Há tratamentos para viciados em sexo como há para compulsivos de toda ordem. Um alcoólatra não precisa deixar de freqüentar bares e festas onde há bebidas se ele sabe que a bebida o leva a um poço sem fim, porque o viciado em sexo não pode se contentar em apreciar as mulheres sem querer levá-las todas para a cama? Estava indo tudo tão bem até a chegada daquela irmã....mas afinal, é isso que faz o cinema. Cria um conflito e precipita um drama.

Não há importância alguma nos nus frontais de Fassbender, apesar de serem respeitáveis os seus atributos. Em cena particularmente dramática, vê-se o erotismo transmutar-se em pura amargura em plena orgia com duas belas mulheres. O orgasmo, ou algo que atenda por esse nome, torna seu rosto máscara de puro horror. Como não sentir dó?

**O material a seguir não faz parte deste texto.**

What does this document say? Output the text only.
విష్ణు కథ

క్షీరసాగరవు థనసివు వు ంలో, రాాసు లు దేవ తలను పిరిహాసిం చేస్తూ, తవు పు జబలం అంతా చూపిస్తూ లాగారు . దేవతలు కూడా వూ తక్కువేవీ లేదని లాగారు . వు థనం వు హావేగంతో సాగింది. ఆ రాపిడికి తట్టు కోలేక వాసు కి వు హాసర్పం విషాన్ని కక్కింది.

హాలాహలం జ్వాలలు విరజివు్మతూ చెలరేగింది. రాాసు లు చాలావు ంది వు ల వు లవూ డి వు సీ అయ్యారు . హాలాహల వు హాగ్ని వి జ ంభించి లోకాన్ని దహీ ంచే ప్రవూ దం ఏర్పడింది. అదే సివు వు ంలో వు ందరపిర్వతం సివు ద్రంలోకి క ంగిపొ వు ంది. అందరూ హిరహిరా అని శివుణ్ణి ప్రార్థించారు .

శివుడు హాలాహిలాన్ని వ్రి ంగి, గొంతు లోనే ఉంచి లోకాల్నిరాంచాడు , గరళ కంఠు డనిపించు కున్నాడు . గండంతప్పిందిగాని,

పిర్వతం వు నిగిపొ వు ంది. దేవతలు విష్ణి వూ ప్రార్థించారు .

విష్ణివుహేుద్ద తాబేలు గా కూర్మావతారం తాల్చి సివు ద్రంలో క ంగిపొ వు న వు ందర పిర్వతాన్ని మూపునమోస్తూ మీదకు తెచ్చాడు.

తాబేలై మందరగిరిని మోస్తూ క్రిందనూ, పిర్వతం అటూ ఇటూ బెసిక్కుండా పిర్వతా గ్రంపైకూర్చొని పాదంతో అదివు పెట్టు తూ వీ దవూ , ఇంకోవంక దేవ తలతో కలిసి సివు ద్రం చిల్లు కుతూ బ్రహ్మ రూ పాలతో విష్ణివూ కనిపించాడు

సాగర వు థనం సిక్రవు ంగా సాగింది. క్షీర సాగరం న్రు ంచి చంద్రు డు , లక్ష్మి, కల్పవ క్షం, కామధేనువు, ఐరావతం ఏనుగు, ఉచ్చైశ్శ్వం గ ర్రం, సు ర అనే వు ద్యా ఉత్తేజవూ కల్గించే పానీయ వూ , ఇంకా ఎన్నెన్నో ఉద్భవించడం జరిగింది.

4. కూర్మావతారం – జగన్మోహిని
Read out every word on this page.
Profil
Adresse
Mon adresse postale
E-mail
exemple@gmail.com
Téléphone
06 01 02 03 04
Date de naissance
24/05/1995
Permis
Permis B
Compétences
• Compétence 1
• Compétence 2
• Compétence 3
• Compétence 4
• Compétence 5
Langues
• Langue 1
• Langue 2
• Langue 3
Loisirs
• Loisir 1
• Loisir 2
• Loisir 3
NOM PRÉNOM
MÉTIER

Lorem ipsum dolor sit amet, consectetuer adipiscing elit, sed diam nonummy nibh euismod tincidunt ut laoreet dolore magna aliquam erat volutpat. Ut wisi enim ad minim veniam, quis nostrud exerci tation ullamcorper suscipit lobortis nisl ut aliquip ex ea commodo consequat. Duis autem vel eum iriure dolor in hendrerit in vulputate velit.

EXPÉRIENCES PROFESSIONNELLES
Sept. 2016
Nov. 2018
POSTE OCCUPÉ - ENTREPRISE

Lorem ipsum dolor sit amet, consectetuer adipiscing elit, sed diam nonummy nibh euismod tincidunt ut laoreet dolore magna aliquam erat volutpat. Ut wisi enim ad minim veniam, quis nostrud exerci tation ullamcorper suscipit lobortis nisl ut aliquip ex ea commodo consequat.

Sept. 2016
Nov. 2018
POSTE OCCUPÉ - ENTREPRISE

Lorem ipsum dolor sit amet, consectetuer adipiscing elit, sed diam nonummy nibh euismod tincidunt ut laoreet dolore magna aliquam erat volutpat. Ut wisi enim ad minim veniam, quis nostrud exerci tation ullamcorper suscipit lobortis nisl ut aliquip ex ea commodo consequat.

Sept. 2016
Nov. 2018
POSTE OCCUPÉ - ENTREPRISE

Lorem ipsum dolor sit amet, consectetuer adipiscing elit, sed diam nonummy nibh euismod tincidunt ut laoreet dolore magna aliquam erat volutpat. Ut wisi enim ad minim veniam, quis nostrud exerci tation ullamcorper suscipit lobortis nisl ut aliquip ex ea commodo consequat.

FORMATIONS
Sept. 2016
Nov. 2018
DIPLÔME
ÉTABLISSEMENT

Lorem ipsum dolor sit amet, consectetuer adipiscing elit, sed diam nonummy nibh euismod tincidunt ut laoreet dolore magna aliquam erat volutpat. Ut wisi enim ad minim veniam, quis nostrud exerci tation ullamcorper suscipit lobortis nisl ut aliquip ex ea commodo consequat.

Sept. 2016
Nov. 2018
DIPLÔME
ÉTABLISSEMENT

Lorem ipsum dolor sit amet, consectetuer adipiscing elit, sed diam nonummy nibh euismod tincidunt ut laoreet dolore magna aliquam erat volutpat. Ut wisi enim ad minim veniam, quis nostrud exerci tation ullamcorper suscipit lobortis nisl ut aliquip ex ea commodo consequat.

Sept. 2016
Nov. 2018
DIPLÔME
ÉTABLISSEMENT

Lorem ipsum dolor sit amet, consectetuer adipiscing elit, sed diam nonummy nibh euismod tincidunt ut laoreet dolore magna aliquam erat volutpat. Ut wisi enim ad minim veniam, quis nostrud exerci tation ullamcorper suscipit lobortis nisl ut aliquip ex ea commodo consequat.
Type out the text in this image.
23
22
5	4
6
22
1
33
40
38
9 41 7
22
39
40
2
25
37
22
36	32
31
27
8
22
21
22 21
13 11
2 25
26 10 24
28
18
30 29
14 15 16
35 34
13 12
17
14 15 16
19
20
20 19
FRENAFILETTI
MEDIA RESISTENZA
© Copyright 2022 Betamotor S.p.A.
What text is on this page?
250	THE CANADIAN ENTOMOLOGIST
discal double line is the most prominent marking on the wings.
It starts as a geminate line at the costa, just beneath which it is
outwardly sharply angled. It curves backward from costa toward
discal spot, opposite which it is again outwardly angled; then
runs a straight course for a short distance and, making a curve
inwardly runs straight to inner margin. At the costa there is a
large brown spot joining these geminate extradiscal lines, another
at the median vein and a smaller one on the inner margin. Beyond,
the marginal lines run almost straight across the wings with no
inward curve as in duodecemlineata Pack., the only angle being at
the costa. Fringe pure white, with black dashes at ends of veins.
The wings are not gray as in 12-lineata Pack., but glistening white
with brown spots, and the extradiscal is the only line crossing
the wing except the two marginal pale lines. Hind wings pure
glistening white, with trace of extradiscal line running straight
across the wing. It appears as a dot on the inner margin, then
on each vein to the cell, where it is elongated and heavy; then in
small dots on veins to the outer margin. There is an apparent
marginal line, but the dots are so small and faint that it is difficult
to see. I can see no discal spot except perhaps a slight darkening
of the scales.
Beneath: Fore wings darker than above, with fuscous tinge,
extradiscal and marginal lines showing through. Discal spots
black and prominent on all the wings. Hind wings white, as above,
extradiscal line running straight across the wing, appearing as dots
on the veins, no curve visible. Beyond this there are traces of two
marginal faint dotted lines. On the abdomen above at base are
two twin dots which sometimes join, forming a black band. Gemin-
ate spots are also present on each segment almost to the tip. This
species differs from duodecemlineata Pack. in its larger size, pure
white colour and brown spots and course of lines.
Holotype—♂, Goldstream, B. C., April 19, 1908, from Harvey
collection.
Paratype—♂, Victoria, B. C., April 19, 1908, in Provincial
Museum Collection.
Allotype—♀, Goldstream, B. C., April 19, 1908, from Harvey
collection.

A frieza das longas tomadas, o distanciamento da câmera, a luz crua e os ambientes quase imaculados parecem querer nos afastar daquele mundo. Talvez coubesse indagar por que a degradação máxima tem que ser necessariamente em um escuro clube de sexo gay? Ali o drama do personagem de Fassbender simplesmente desapareceria envolto por um mar de corpos de outros homens para quem nada daquilo seria novidade e como se o drama do personagem Brandon fosse o de um simples carneirinho diante da “decadência” das orgias gays.

Mas ele sobrevive a tudo e uma redenção se aproxima do horizonte simbolicamente na forma de uma chuva que lavaria seus pecados....mas sempre há um um belo par de pernas no caminho....resistir...quem há de ?

10.3.12

Tom Boy


Para quem não sabe, Tom Boy é uma expressão em inglês que pode ser usada para ambos os sexos e que seria como moleque/moleca. 

Esse filme francês conta com extrema delicadeza a história da Laure que, com dez anos, é uma menina com problemas de relacionamento. Quando seus amorosos pais se mudam para outro bairro de Paris, ela é confundida com um garoto pela forma como se veste e o corte de cabelo à La garçon (como dizem os franceses) e decide tirar proveito disso passando-se por Michael, fazendo amizade com os novos vizinhos, integrando-se àquele grupo divertido e unido e aproximando-se afetivamente a uma garota da vizinhança.


Mas dá pra prever que aquela farsa não vai durar muito, pois as férias da garotada estão acabando, junto com as partidas de futebol, os passeios e toda a diversão. As aulas vão começar e todos vão saber que Michael é Laure. 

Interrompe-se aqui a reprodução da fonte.